How then is the Gift of the Virgin-Spirit communicated to us? Through the Sacraments. The Catechism of the Catholic Church announces this truth unambiguously: “Sacraments…are actions of the Holy Spirit at work in his Body, the Church” (CCC No. 1116). Thus, every sacrament is meant to be a fruitful outpouring of the Holy Spirit, a restoration and strengthening of the virginal life of union with God that was ours before original sin.

The sacrament of Baptism initiates this “re-virginization” in a pre-eminent manner. Baptism plunges us into water to symbolize the washing away of sin and rebirth in the Holy Spirit (CCC 1262). With our virginal rebirth, our capacity for union and fruitfulness with the Trinity through the Holy Spirit is renewed and re-initiated. We are re-gifted with what St. JPII calls our “original virginal value” (see TOB A10:2). Thus, our baptismal vocation can be understood within the framework of growth in virginity: we are called to protect our virginity from the ravages of sin while, at the same time, expanding and increasing our virginity by becoming more and more totally available for union and spiritual fruitfulness until this capacity is perfected in heaven.

Graciously, Trinitarian Love has already gifted us with a supernatural means for growth in virginity in this life through the Eucharist. The Eucharist is the pre-eminent experience of the virginal value of our body during this earthly pilgrimage. As we abide in virginal, one-flesh union and Holy Communion with the virginal, glorified Body of Christ, the fruits of Christ’s Pascal Mystery are communicated to us. For those precious moments, virginity, union, and fruitfulness are inseparable in our deepest being.
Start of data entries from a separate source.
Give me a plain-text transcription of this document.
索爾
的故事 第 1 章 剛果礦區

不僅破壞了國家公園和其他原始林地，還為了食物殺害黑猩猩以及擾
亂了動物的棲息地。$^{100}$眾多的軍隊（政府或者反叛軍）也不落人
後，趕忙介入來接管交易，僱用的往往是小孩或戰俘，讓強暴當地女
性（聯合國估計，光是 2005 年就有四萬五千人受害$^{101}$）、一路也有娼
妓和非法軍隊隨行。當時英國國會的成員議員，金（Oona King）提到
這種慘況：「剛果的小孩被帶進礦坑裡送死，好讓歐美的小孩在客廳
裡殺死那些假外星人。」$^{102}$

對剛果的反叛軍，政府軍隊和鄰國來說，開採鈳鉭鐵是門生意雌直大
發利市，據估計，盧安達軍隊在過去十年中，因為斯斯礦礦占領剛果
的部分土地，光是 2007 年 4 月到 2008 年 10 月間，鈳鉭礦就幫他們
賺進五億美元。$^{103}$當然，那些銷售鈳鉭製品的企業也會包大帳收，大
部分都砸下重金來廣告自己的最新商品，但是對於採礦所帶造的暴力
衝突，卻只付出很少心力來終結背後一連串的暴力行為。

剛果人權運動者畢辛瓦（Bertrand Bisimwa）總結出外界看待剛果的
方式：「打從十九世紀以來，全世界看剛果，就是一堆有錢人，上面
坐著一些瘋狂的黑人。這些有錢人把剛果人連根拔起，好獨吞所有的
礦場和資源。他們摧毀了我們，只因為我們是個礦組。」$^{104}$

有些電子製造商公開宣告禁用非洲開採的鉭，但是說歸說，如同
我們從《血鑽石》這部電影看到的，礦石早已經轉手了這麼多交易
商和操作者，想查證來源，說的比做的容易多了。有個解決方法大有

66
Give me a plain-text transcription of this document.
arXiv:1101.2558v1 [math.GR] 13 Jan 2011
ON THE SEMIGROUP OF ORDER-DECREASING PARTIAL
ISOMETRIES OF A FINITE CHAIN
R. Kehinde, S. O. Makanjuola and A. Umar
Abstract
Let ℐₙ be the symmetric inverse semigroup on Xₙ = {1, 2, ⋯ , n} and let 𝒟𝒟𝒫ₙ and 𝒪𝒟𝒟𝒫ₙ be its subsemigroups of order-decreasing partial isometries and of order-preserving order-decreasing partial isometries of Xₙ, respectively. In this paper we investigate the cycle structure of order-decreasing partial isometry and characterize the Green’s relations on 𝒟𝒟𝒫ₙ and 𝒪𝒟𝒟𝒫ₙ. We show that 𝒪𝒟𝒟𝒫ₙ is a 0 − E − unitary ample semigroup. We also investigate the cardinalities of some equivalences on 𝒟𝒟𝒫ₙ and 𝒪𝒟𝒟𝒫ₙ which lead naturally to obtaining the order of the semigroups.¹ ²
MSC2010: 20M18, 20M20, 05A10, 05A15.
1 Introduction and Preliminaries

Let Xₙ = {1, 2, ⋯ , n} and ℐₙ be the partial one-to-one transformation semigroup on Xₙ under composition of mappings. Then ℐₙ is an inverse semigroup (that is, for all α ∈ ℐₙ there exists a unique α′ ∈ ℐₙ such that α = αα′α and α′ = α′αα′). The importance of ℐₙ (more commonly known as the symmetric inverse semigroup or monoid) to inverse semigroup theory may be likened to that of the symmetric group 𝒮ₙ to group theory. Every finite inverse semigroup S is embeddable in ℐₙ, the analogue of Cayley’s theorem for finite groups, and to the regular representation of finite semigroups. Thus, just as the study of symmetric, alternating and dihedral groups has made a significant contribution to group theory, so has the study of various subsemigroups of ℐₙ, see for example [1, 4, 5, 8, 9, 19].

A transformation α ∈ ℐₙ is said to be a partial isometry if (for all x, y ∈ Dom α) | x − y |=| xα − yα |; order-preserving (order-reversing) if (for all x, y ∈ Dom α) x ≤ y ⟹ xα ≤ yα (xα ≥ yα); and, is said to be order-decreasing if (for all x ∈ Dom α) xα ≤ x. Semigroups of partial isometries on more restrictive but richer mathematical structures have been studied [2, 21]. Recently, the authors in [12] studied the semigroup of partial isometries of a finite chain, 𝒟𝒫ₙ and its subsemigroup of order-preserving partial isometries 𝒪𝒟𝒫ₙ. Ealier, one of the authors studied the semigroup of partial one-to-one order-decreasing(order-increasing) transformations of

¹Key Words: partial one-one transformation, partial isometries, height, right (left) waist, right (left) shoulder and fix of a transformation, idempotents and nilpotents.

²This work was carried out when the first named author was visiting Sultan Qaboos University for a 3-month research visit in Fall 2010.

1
This week and throughout Lent, I encourage you to consider three simple courses of action:

  1. Practice being “totally available for union” with others by giving them your undivided attention and by physically turning toward them and intentionally “receiving them” when engaged in conversation.
  2. Ask the Holy Spirit to show you what choices and patterns in your life compromise your virginity. In other words, ask for spiritual insight into the aspects of your personality and habits that interfere with or diminish your total self-giving and receiving of God and others.
  3. Enter into a loving communion with the Virgin Mary and ask her to help heal areas where your virginity has been wounded or compromised. Many saints, including St. John Paul II, experienced total entrustment to Mary as a profound means of receiving Jesus and Trinitarian Love fully into their lives.

As you ponder, heal, and become more totally available for union, remember you…are a virginal gift!